O'Malley would not discuss cases and tactics being used by church lawyers in other dioceses. And he said he couldn't discuss the Lutz case because it is pending.

But he said the case has become a lightning rod for media attention because the issue is timely, involves serious allegations and places the church in a public, on-the-record setting -- a secular court.

Previously, the archdiocese has said the incidents were investigated by local and state authorities "and were found to be unsubstantiated." The archdiocese believes Lutz is innocent and has continued to pay his defense bills.

"There are relatively few matters (like it) that result in litigation," said O'Malley, former chief of attorney registration and discipline for the Illinois Supreme Court.
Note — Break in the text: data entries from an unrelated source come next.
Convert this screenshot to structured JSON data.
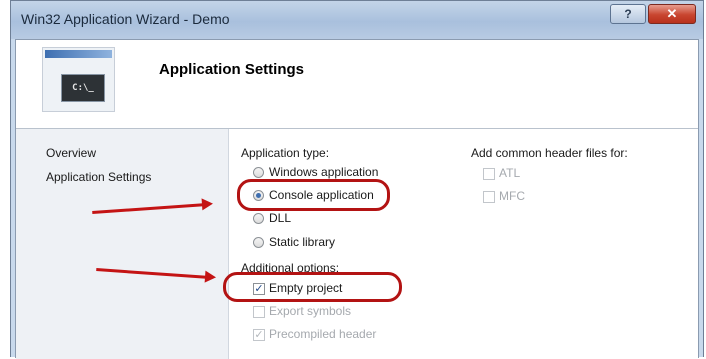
{
  "window": {
    "title": "Win32 Application Wizard - Demo",
    "help_label": "?",
    "close_label": "✕"
  },
  "banner": {
    "title": "Application Settings",
    "console_glyph": "C:\\_"
  },
  "nav": {
    "items": [
      {
        "label": "Overview"
      },
      {
        "label": "Application Settings"
      }
    ]
  },
  "application_type": {
    "heading": "Application type:",
    "options": [
      {
        "label": "Windows application",
        "selected": false
      },
      {
        "label": "Console application",
        "selected": true
      },
      {
        "label": "DLL",
        "selected": false
      },
      {
        "label": "Static library",
        "selected": false
      }
    ]
  },
  "additional_options": {
    "heading": "Additional options:",
    "options": [
      {
        "label": "Empty project",
        "checked": true,
        "enabled": true
      },
      {
        "label": "Export symbols",
        "checked": false,
        "enabled": false
      },
      {
        "label": "Precompiled header",
        "checked": true,
        "enabled": false
      }
    ]
  },
  "common_headers": {
    "heading": "Add common header files for:",
    "options": [
      {
        "label": "ATL",
        "checked": false,
        "enabled": false
      },
      {
        "label": "MFC",
        "checked": false,
        "enabled": false
      }
    ]
  },
  "checkmark": "✓",
  "colors": {
    "annotation_red": "#c41414",
    "selection_blue": "#3f6fb0"
  }
}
The archdiocese's responsibility is to remove errant priests "and correct the damage that was done," he said. But if the cleric did not act wrongly, the church is "just as responsible that it defend the individual," he said.

The church doesn't seek "popular justice, but true justice, and that is the most difficult part of these problems," said O'Malley.

O'Malley's arrival at the archdiocese two years ago was widely perceived as an effort by Bernardin to reshape the church's legal posture.

Unlike the Lutz countersuits, in a recent sexual abuse case the archdiocese didn't join in a legal motion seeking to force an accuser to use her real name in court.

Some suggest the church has no choice but to hang tough, as evidenced by the Archdiocese of Santa Fe (N.M.). It asked other dioceses to help it meet 40 lawsuits seeking more than $ 50 million. For years, abusive priests from throughout the United States were sent to a treatment clinic there and some repeated sexual offenses in Santa Fe.

Without assistance, Santa Fe church officials say the archdiocese faces bankruptcy.

That could be avoided if bishops used more compassion with victims, said Barbara Blaine of Chicago, president of Survivors' Network of Those Abused by Priests.

"I don't understand why church officials take the most significant crisis to face the church and turn it over to lawyers," she said.

"Bishops meet with us and they are nice and sweet, and then we get lambasted by their lawyers later. Who hires these attorneys?" Blaine said.

SNAP's national director, David Clohessy of suburban St. Louis, said the Lutz case "is an anomaly because it has been taken in such a public and legal sort of way."

Most challenges come privately when a person approaches the church with allegations, he said. Church attorneys warn of countersuits, forcing the court to reveal the accusers' real names or "just burying you in (legal) paper," said Clohessy.

"The sad reality is we'll never know how effective these threats are," he said.

O'Malley would not comment on how many reports of abuse the archdiocese receives or the number of suits it faces. Officials have previously stated that 20 priests in the last two years have been removed from ministries for sexual misconduct allegations.

O'Malley said the church, like the rest of society, is still learning how to deal with sexual abuse.

"I think five years ago was ancient history on this issue and 10 years ago was prehistory," said O'Malley.